URI: 
       # taz.de -- Berliner Hort der analogen Fotografie: Der Schwarzweißfilm unvergessen
       
       > Bei Fotoimpex in der Alten Schönhauser hält man es mit dem Fotografieren
       > genau so wie früher: analog. Das nötige Material gibt es aber auch
       > online.
       
   IMG Bild: Mirko Böddecker mit dem notwendigen Fotomaterial in seinem Laden
       
       Berlin taz | Die Alte Schönhauser in Mitte – normalerweise eine Straße
       wie geschaffen für Visit Berlin, Meile für Touristen und Shopping Queens.

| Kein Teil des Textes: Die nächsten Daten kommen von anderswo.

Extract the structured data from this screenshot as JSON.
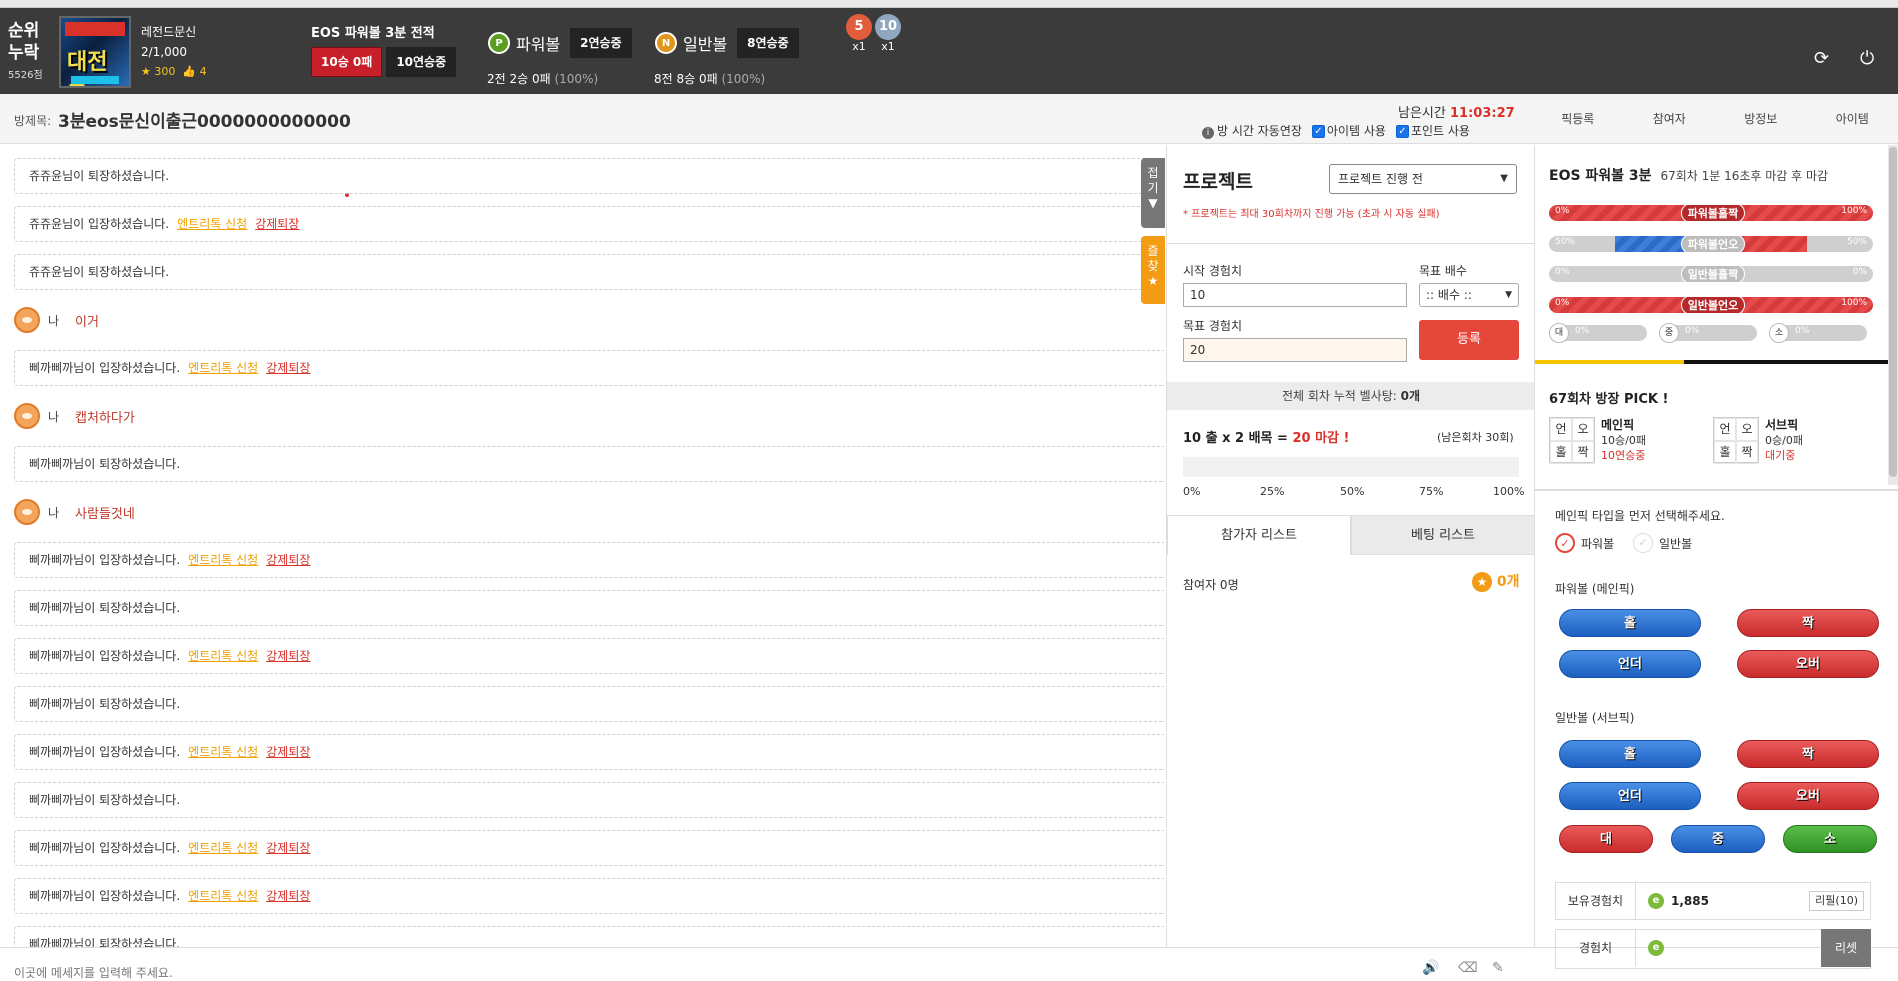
{
  "header": {
    "rank_line1": "순위",
    "rank_line2": "누락",
    "rank_score": "5526점",
    "avatar_text": "대전교",
    "user_name": "레전드문신",
    "user_count": "2/1,000",
    "stars": "300",
    "likes": "4",
    "eos_title": "EOS 파워볼 3분 전적",
    "eos_record": "10승 0패",
    "eos_streak": "10연승중",
    "powerball_coin": "P",
    "powerball_label": "파워볼",
    "powerball_streak": "2연승중",
    "powerball_sub": "2전 2승 0패",
    "powerball_pct": "(100%)",
    "normalball_coin": "N",
    "normalball_label": "일반볼",
    "normalball_streak": "8연승중",
    "normalball_sub": "8전 8승 0패",
    "normalball_pct": "(100%)",
    "medal1_num": "5",
    "medal1_count": "x1",
    "medal2_num": "10",
    "medal2_count": "x1",
    "refresh_icon": "refresh-icon",
    "power_icon": "power-icon"
  },
  "room": {
    "title_label": "방제목:",
    "title": "3분eos문신이출근0000000000000",
    "remain_label": "남은시간",
    "remain_time": "11:03:27",
    "auto_extend": "방 시간 자동연장",
    "use_item": "아이템 사용",
    "use_point": "포인트 사용",
    "tabs": [
      "픽등록",
      "참여자",
      "방정보",
      "아이템"
    ]
  },
  "chat": {
    "messages": [
      {
        "name": "쥬쥬윤",
        "text": "님이 퇴장하셨습니다."
      },
      {
        "name": "쥬쥬윤",
        "text": "님이 입장하셨습니다.",
        "link1": "엔트리톡 신청",
        "link2": "강제퇴장"
      },
      {
        "name": "쥬쥬윤",
        "text": "님이 퇴장하셨습니다."
      },
      {
        "mine": true,
        "me": "나",
        "text": "이거"
      },
      {
        "name": "삐까삐까",
        "text": "님이 입장하셨습니다.",
        "link1": "엔트리톡 신청",
        "link2": "강제퇴장"
      },
      {
        "mine": true,
        "me": "나",
        "text": "캡처하다가"
      },
      {
        "name": "삐까삐까",
        "text": "님이 퇴장하셨습니다."
      },
      {
        "mine": true,
        "me": "나",
        "text": "사람들것네"
      },
      {
        "name": "삐까삐까",
        "text": "님이 입장하셨습니다.",
        "link1": "엔트리톡 신청",
        "link2": "강제퇴장"
      },
      {
        "name": "삐까삐까",
        "text": "님이 퇴장하셨습니다."
      },
      {
        "name": "삐까삐까",
        "text": "님이 입장하셨습니다.",
        "link1": "엔트리톡 신청",
        "link2": "강제퇴장"
      },
      {
        "name": "삐까삐까",
        "text": "님이 퇴장하셨습니다."
      },
      {
        "name": "삐까삐까",
        "text": "님이 입장하셨습니다.",
        "link1": "엔트리톡 신청",
        "link2": "강제퇴장"
      },
      {
        "name": "삐까삐까",
        "text": "님이 퇴장하셨습니다."
      },
      {
        "name": "삐까삐까",
        "text": "님이 입장하셨습니다.",
        "link1": "엔트리톡 신청",
        "link2": "강제퇴장"
      },
      {
        "name": "삐까삐까",
        "text": "님이 입장하셨습니다.",
        "link1": "엔트리톡 신청",
        "link2": "강제퇴장"
      },
      {
        "name": "삐까삐까",
        "text": "님이 퇴장하셨습니다."
      }
    ],
    "fold_tab": "접기",
    "fav_tab": "즐찾",
    "placeholder": "이곳에 메세지를 입력해 주세요."
  },
  "project": {
    "title": "프로젝트",
    "select_value": "프로젝트 진행 전",
    "note": "* 프로젝트는 최대 30회차까지 진행 가능 (초과 시 자동 실패)",
    "start_exp_label": "시작 경험치",
    "start_exp_value": "10",
    "target_mult_label": "목표 배수",
    "target_mult_value": ":: 배수 ::",
    "target_exp_label": "목표 경험치",
    "target_exp_value": "20",
    "register": "등록",
    "cum_label": "전체 회차 누적 벨사탕:",
    "cum_value": "0개",
    "calc_prefix": "10 출 x 2 배목 =",
    "calc_result": "20 마감 !",
    "remain_rounds": "(남은회차 30회)",
    "progress": 0,
    "ticks": [
      "0%",
      "25%",
      "50%",
      "75%",
      "100%"
    ],
    "tab_participants": "참가자 리스트",
    "tab_bets": "베팅 리스트",
    "participants": "참여자 0명",
    "star_count": "0개"
  },
  "right": {
    "title": "EOS 파워볼 3분",
    "round_info": "67회차 1분 16초후 마감 후 마감",
    "bars": [
      {
        "left": "0%",
        "right": "100%",
        "label": "파워볼홀짝",
        "fill": 1.0,
        "color": "red"
      },
      {
        "left": "50%",
        "right": "50%",
        "label": "파워볼언오",
        "fill": 0.5,
        "color": "split"
      },
      {
        "left": "0%",
        "right": "0%",
        "label": "일반볼홀짝",
        "fill": 0,
        "color": "none"
      },
      {
        "left": "0%",
        "right": "100%",
        "label": "일반볼언오",
        "fill": 1.0,
        "color": "red"
      }
    ],
    "mini": [
      {
        "key": "대",
        "pct": "0%"
      },
      {
        "key": "중",
        "pct": "0%"
      },
      {
        "key": "소",
        "pct": "0%"
      }
    ],
    "pick_title": "67회차 방장 PICK !",
    "grid_main": [
      "언",
      "오",
      "홀",
      "짝"
    ],
    "main_label": "메인픽",
    "main_record": "10승/0패",
    "main_streak": "10연승중",
    "grid_sub": [
      "언",
      "오",
      "홀",
      "짝"
    ],
    "sub_label": "서브픽",
    "sub_record": "0승/0패",
    "sub_status": "대기중",
    "choose": "메인픽 타입을 먼저 선택해주세요.",
    "radio_power": "파워볼",
    "radio_normal": "일반볼",
    "sect_main": "파워볼 (메인픽)",
    "sect_sub": "일반볼 (서브픽)",
    "btn_odd": "홀",
    "btn_even": "짝",
    "btn_under": "언더",
    "btn_over": "오버",
    "btn_big": "대",
    "btn_mid": "중",
    "btn_small": "소",
    "owned_label": "보유경험치",
    "owned_value": "1,885",
    "refill": "리필(10)",
    "exp_label": "경험치",
    "reset": "리셋"
  }
}
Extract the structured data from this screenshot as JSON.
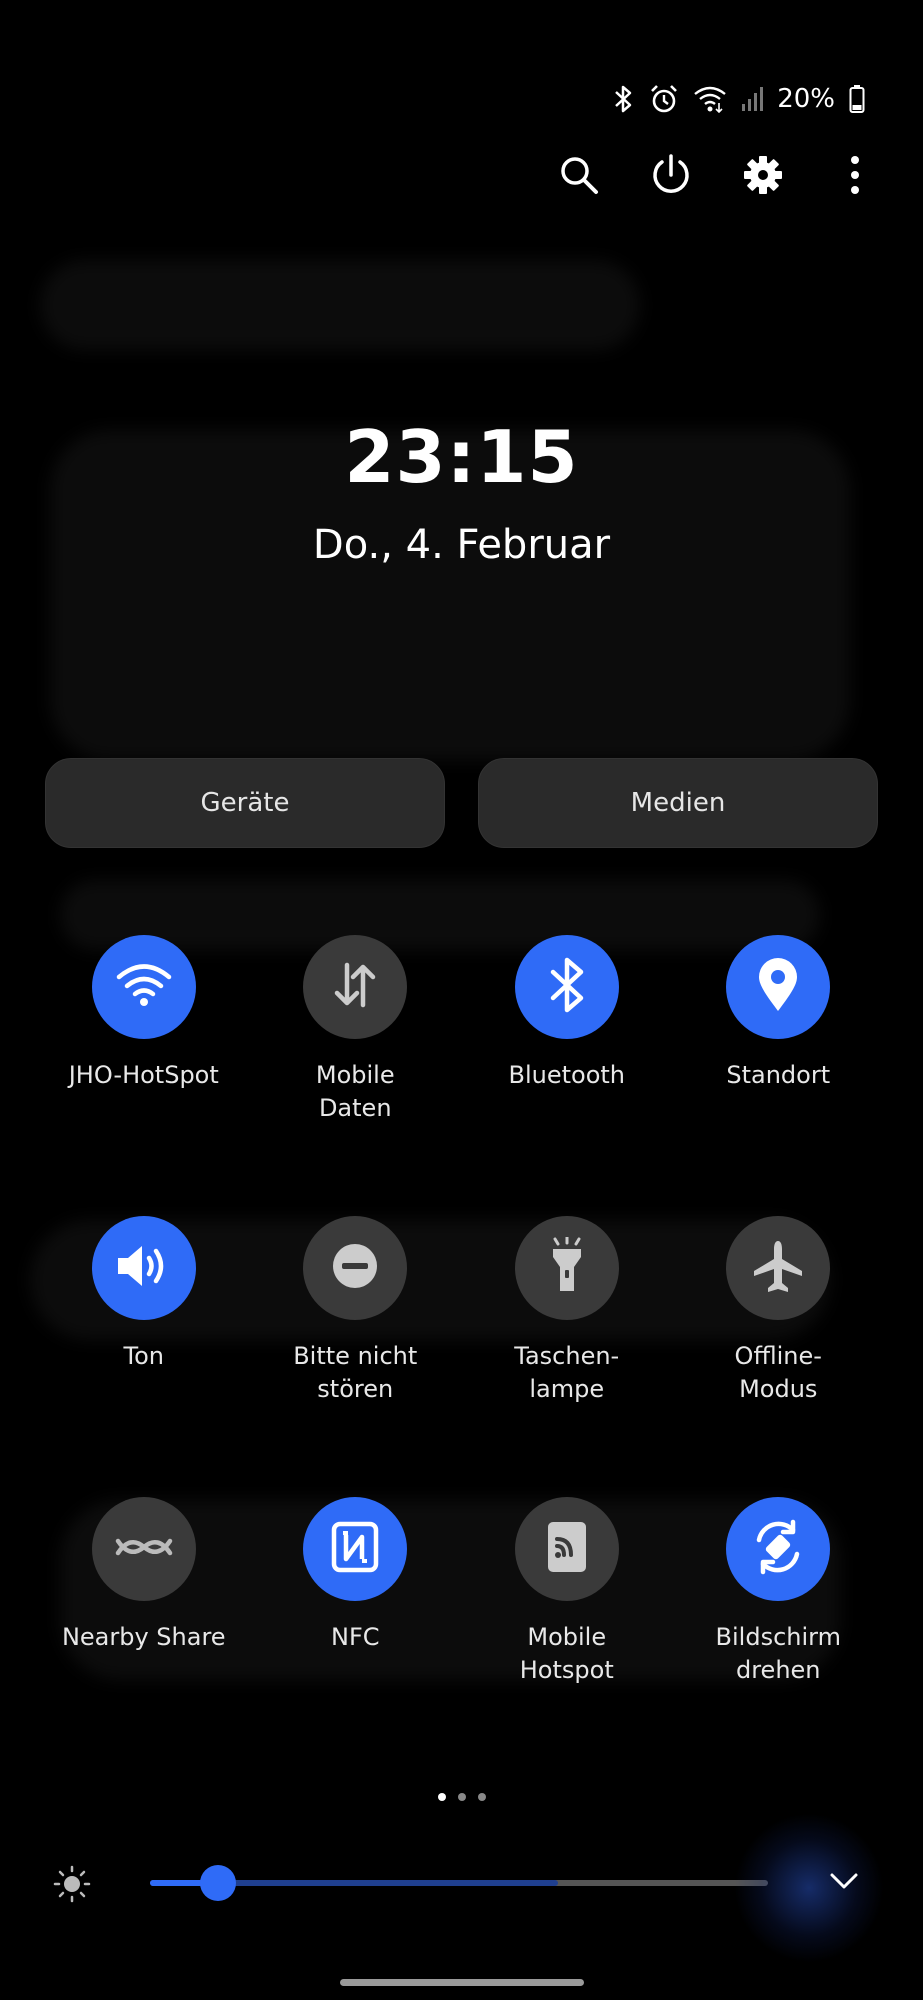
{
  "status_bar": {
    "battery_text": "20%",
    "icons": [
      "bluetooth-icon",
      "alarm-icon",
      "wifi-icon",
      "signal-icon",
      "battery-icon"
    ]
  },
  "top_actions": [
    "search-icon",
    "power-icon",
    "gear-icon",
    "more-vert-icon"
  ],
  "clock": {
    "time": "23:15",
    "date": "Do., 4. Februar"
  },
  "pills": {
    "devices": "Geräte",
    "media": "Medien"
  },
  "tiles": [
    {
      "label": "JHO-HotSpot",
      "icon": "wifi-icon",
      "state": "on"
    },
    {
      "label": "Mobile\nDaten",
      "icon": "mobile-data-icon",
      "state": "off"
    },
    {
      "label": "Bluetooth",
      "icon": "bluetooth-icon",
      "state": "on"
    },
    {
      "label": "Standort",
      "icon": "location-icon",
      "state": "on"
    },
    {
      "label": "Ton",
      "icon": "sound-icon",
      "state": "on"
    },
    {
      "label": "Bitte nicht\nstören",
      "icon": "do-not-disturb-icon",
      "state": "off"
    },
    {
      "label": "Taschen-\nlampe",
      "icon": "flashlight-icon",
      "state": "off"
    },
    {
      "label": "Offline-\nModus",
      "icon": "airplane-icon",
      "state": "off"
    },
    {
      "label": "Nearby Share",
      "icon": "nearby-share-icon",
      "state": "off"
    },
    {
      "label": "NFC",
      "icon": "nfc-icon",
      "state": "on"
    },
    {
      "label": "Mobile\nHotspot",
      "icon": "hotspot-icon",
      "state": "off"
    },
    {
      "label": "Bildschirm\ndrehen",
      "icon": "rotate-icon",
      "state": "on"
    }
  ],
  "pager": {
    "count": 3,
    "active": 0
  },
  "brightness": {
    "level": 0.11,
    "max_level": 0.66
  },
  "colors": {
    "accent": "#2f6bf7",
    "tile_off": "#3a3a3a",
    "pill_bg": "#2a2a2a",
    "background": "#000000"
  }
}
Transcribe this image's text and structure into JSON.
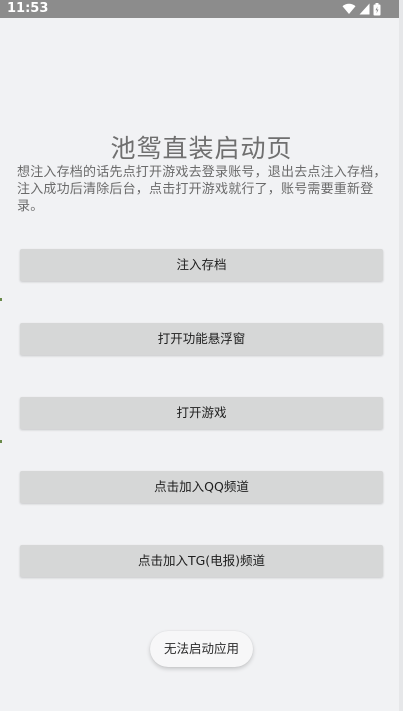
{
  "status_bar": {
    "time": "11:53",
    "icons": [
      "wifi-icon",
      "signal-icon",
      "battery-icon"
    ]
  },
  "page": {
    "title": "池鸳直装启动页",
    "instructions": "想注入存档的话先点打开游戏去登录账号，退出去点注入存档，注入成功后清除后台，点击打开游戏就行了，账号需要重新登录。"
  },
  "buttons": {
    "inject_save": "注入存档",
    "open_floating_window": "打开功能悬浮窗",
    "open_game": "打开游戏",
    "join_qq_channel": "点击加入QQ频道",
    "join_tg_channel": "点击加入TG(电报)频道",
    "cannot_launch": "无法启动应用"
  },
  "colors": {
    "background": "#f1f2f4",
    "status_bar": "#8c8c8c",
    "button_gray": "#d6d7d7",
    "title_text": "#6f6f6f"
  }
}
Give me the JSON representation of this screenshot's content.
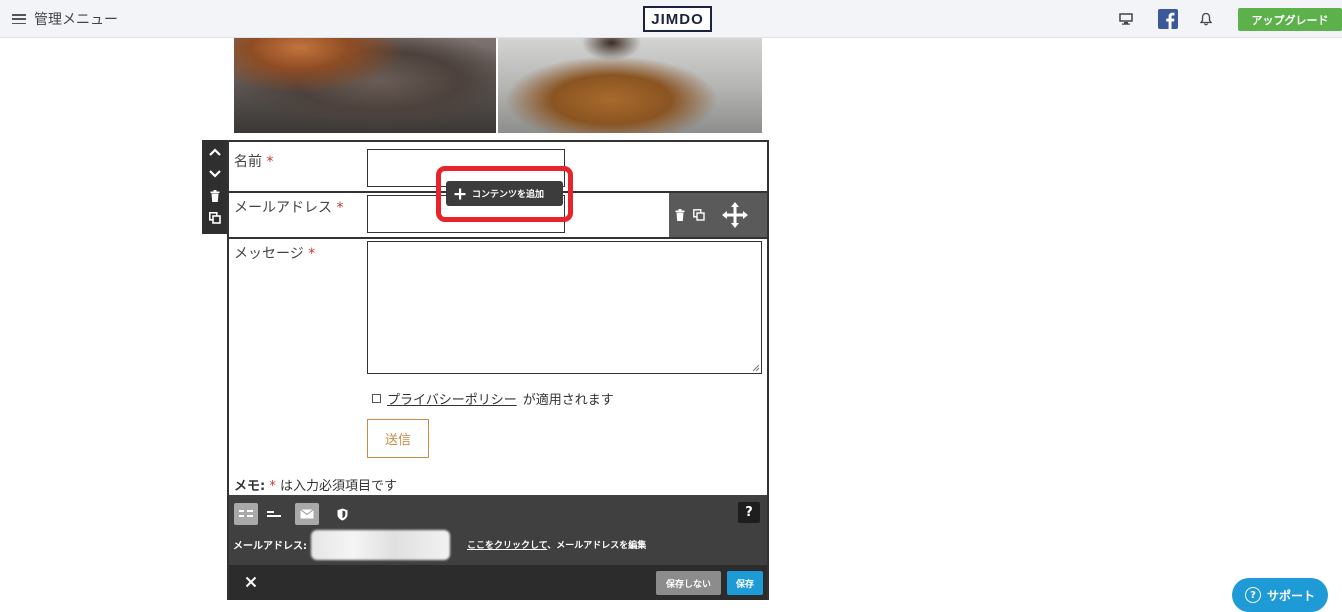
{
  "topbar": {
    "menu_label": "管理メニュー",
    "logo": "JIMDO",
    "upgrade_label": "アップグレード",
    "icons": [
      "desktop-icon",
      "facebook-icon",
      "bell-icon"
    ]
  },
  "form": {
    "fields": [
      {
        "label": "名前",
        "required": "*"
      },
      {
        "label": "メールアドレス",
        "required": "*"
      },
      {
        "label": "メッセージ",
        "required": "*"
      }
    ],
    "add_content_label": "コンテンツを追加",
    "privacy_link": "プライバシーポリシー",
    "privacy_suffix": "が適用されます",
    "send_label": "送信",
    "memo_label": "メモ:",
    "memo_required": "*",
    "memo_text": "は入力必須項目です"
  },
  "editor": {
    "help_label": "?",
    "email_label": "メールアドレス:",
    "email_edit_link": "ここをクリックして",
    "email_edit_suffix": "、メールアドレスを編集",
    "close_label": "✕",
    "no_save_label": "保存しない",
    "save_label": "保存"
  },
  "support": {
    "label": "サポート",
    "icon_glyph": "?"
  },
  "colors": {
    "accent_red": "#e8232a",
    "upgrade_green": "#5cb14a",
    "save_blue": "#1e9ad6",
    "send_orange": "#c98c47"
  }
}
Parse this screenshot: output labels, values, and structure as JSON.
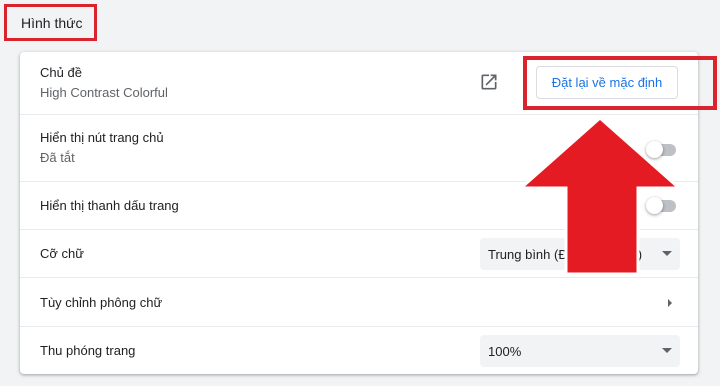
{
  "section": {
    "title": "Hình thức"
  },
  "theme": {
    "label": "Chủ đề",
    "value": "High Contrast Colorful",
    "open_icon": "open-in-new-icon",
    "reset_label": "Đặt lại về mặc định"
  },
  "home_button": {
    "label": "Hiển thị nút trang chủ",
    "status": "Đã tắt",
    "enabled": false
  },
  "bookmarks_bar": {
    "label": "Hiển thị thanh dấu trang",
    "enabled": false
  },
  "font_size": {
    "label": "Cỡ chữ",
    "selected": "Trung bình (Được đề xuất)"
  },
  "customize_fonts": {
    "label": "Tùy chỉnh phông chữ",
    "icon": "chevron-right-icon"
  },
  "page_zoom": {
    "label": "Thu phóng trang",
    "selected": "100%"
  },
  "annotation": {
    "color": "#e41b23",
    "icon": "up-arrow-annotation"
  }
}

       Ein Klamottenladen nach dem anderen. Irgendwo dazwischen ein kleiner
       Fotoladen. Draußen neben der Eingangstür hängt ein leicht vergilbter
       Zeitungsartikel: „Der dunkle Raum – Über die Schönheit der analogen
       Fotografie“. Ein Harf Zimmermann schreibt darin das Hohelied aufs analoge
       Fotografieren als „Antithese zur digitalen Massenware“.
       
       Artur Kowallick, der im Laden – wenn nicht gerade ein Lockdown ist – als
       Verkäufer arbeitet, sieht es genauso, sagt es nur anders. „Beim analogen
       Fotografieren, dieser Überraschungsmoment: Oh, ich habe wohl verwackelt.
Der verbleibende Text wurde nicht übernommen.